The probability amplitudes $a_n$ can also be usefully expressed in terms of the orthogonal eigenstates of $\hat{M}$ $$\begin{matrix} &|\psi\rangle & = & \displaystyle{\sum_n a_n |e_n\rangle} \\ \text{Multiply both sides by } e_j: & \langle e_j |\psi\rangle & = & \displaystyle{\sum_n a_n \langle e_j |e_n\rangle} \\ &&=& a_j \end{matrix}$$ because $\langle e_j |e_n\rangle = \left \{ \begin{matrix} 0 & \text{if } n\neq j\\ 1 & \text{if } n=j \end{matrix} \right .$ by the orthogonality of the eigenstates. I can get the probability amplitude for eigenstates $|+\rangle$ and $|-\rangle$ of my current qubit through $$\begin{matrix}a_0 &=& \displaystyle{\langle + | \left(\frac{1}{\sqrt{2}}|0\rangle - \frac{i}{\sqrt{2}}|1\rangle \right)} \\ &= & \displaystyle{\frac{1}{\sqrt{2}}\langle + | 0\rangle - \frac{i}{\sqrt{2}}\langle + | 1\rangle} \\ & = & \displaystyle{\frac{1}{2}\langle 0 | 0 \rangle + \frac{1}{2}\langle 1 | 0 \rangle - \frac{i}{2}\langle 0 | 1 \rangle} - \frac{i}{2}\langle 1 | 1 \rangle \\ & = & \displaystyle{\frac{1-i}{2}} \\ \\ a_1 &=& \displaystyle{\langle - | \left(\frac{1}{\sqrt{2}}|0\rangle - \frac{i}{\sqrt{2}}|1\rangle \right)} \\ & = & \displaystyle{\frac{1+i}{2}}\end{matrix}$$

From the results above, it makes sense to rewrite the qubit state as $$\begin{matrix}|\psi\rangle &=& \displaystyle{\sum_n \langle e_n |\psi\rangle \cdot |e_n\rangle} \\ &=& \langle + | \psi \rangle \cdot | + \rangle + \langle - | \psi \rangle \cdot | - \rangle\\ & = & \displaystyle{\frac{1-i}{2} |+\rangle + \frac{1+i}{2} |-\rangle} \end{matrix}$$ The notation $\cdot$ is added only for clear differentiation between the complex amplitude $\langle e_n | \psi \rangle$ and the state $| e_n \rangle$.
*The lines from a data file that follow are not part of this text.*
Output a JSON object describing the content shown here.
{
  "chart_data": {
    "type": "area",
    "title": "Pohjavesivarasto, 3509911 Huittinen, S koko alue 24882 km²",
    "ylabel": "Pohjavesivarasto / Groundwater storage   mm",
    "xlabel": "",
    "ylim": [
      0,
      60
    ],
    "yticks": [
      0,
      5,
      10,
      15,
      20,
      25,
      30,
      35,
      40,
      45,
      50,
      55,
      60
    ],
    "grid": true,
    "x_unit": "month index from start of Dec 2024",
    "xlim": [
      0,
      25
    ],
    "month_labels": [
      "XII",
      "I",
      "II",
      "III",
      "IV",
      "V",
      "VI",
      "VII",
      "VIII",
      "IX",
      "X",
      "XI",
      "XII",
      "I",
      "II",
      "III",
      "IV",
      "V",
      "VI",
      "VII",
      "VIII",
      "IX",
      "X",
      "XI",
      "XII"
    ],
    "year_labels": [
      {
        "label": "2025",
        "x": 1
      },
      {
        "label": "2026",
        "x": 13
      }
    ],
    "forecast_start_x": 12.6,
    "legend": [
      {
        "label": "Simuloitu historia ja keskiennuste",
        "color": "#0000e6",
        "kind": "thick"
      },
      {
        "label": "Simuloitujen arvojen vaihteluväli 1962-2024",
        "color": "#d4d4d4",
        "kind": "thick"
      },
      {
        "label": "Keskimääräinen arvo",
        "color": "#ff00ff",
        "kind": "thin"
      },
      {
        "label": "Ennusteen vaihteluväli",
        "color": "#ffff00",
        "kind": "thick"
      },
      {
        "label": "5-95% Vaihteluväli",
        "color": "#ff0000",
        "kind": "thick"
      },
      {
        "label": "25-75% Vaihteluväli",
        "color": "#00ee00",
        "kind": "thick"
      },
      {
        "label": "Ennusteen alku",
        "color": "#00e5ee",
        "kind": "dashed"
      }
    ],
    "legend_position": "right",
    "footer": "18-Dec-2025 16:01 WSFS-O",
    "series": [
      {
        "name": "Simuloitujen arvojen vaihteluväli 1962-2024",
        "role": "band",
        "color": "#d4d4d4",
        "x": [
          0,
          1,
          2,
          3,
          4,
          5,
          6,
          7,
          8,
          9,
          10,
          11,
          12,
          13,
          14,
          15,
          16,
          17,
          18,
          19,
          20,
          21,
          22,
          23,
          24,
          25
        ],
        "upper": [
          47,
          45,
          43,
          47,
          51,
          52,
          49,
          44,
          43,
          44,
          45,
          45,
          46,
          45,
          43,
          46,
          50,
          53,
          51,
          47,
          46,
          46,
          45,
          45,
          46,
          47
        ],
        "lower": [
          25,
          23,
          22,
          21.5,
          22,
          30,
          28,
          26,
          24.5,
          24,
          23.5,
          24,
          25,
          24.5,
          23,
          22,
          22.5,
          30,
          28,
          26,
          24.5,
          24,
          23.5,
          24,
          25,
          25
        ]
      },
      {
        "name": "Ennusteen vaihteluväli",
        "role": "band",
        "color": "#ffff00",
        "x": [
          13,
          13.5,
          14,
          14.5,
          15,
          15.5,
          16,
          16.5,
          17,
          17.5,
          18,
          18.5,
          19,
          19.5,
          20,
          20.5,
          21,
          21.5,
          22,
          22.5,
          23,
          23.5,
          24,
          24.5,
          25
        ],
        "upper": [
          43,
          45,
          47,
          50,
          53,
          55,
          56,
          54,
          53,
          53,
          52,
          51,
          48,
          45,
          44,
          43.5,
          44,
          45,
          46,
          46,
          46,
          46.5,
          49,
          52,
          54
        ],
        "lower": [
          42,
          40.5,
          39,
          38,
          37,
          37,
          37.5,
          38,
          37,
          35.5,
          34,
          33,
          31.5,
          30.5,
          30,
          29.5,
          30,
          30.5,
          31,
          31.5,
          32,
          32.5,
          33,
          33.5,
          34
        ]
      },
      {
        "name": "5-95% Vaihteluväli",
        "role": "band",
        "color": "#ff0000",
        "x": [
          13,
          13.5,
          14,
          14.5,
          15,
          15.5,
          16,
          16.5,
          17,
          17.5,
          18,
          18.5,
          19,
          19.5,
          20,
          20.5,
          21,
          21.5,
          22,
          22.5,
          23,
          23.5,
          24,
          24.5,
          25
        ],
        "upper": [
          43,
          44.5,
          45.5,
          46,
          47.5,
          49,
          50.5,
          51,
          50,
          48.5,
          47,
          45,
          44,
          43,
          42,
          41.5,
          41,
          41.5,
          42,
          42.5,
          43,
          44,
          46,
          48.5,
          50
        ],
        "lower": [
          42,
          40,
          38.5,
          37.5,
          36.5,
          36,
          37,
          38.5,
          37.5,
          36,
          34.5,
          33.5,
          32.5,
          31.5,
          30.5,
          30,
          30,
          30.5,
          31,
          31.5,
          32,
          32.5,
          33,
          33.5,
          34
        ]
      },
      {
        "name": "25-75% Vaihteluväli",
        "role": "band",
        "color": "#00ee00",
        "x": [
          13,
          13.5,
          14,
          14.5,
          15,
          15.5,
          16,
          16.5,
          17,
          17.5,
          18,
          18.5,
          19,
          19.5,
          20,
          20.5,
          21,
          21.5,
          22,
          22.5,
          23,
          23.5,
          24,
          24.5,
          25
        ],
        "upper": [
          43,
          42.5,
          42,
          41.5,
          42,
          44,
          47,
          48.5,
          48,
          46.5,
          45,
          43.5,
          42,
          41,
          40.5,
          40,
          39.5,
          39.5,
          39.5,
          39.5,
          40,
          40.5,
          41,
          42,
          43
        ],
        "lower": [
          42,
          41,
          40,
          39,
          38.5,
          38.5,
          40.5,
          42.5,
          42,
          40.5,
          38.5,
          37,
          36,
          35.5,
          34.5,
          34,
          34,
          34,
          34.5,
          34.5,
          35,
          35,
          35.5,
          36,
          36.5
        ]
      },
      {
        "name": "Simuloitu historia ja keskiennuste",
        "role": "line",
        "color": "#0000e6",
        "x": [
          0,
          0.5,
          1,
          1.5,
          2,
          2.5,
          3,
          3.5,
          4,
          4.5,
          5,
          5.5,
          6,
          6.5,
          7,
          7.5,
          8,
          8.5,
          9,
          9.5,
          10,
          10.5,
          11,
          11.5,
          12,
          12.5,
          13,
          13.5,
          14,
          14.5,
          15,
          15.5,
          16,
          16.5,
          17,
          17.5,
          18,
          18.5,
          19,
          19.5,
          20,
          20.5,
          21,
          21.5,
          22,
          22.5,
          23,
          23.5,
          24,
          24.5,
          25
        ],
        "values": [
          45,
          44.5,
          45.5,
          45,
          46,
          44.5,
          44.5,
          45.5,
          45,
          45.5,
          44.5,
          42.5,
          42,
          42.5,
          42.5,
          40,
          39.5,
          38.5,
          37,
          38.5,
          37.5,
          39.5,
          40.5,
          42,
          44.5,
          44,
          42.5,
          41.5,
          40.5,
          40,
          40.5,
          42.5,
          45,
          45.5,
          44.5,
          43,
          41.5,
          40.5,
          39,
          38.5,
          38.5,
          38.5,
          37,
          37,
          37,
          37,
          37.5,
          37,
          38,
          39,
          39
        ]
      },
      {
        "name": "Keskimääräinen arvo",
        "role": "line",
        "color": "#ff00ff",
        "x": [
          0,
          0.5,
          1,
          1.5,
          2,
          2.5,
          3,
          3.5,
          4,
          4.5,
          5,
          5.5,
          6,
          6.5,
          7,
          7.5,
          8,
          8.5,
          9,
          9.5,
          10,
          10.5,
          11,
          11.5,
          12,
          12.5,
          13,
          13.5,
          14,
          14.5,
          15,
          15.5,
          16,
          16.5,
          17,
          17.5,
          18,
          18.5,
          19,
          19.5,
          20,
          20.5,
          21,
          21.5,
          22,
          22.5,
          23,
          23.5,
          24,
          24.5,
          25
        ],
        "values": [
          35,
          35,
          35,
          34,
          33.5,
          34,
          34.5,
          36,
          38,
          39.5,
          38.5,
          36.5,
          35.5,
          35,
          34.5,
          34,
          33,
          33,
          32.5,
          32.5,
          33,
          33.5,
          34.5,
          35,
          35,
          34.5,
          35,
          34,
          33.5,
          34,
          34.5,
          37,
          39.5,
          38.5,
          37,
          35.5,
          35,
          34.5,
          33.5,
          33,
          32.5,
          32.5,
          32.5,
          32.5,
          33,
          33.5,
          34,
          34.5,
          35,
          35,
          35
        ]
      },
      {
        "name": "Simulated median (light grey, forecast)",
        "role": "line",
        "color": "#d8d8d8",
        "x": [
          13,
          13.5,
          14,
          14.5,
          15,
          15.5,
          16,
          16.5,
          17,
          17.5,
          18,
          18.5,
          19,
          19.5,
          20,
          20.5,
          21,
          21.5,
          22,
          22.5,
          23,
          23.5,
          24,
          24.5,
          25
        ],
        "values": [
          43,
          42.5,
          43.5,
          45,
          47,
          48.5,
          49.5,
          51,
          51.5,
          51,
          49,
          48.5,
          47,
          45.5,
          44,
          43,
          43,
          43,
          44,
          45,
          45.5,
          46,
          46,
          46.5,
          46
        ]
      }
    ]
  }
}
Suppose that the measurement returns eigenvalue $0$, then we know that the post-measurement state of the qubit is the normalized corresponding eigenstate. $$|\psi\rangle \leftarrow \frac{\hat{P}_0 |\psi\rangle}{\sqrt{p(0)}} = \frac{\frac{1-i}{2\sqrt{2}} |0\rangle + \frac{1-i}{2\sqrt{2}} |1\rangle}{\sqrt{\frac{1}{2}}} = \frac{1-i}{2} |0\rangle + \frac{1-i}{2} |1\rangle = \frac{1-i}{\sqrt{2}} |+\rangle$$ with $\displaystyle{\left | \frac{1-i}{\sqrt{2}}\right | = 1}$ as expected.

After going through this wall of text, you probably have enough background knowledge regarding Quantum Information to understand Quantum Algorithms, the next focus of my posts from now on. If there will be any further post on Quantum Information, it would be at an advanced level and inclined to the Theory of Quantum Mechanics and Quantum Information rather than an essence for Quantum Computing.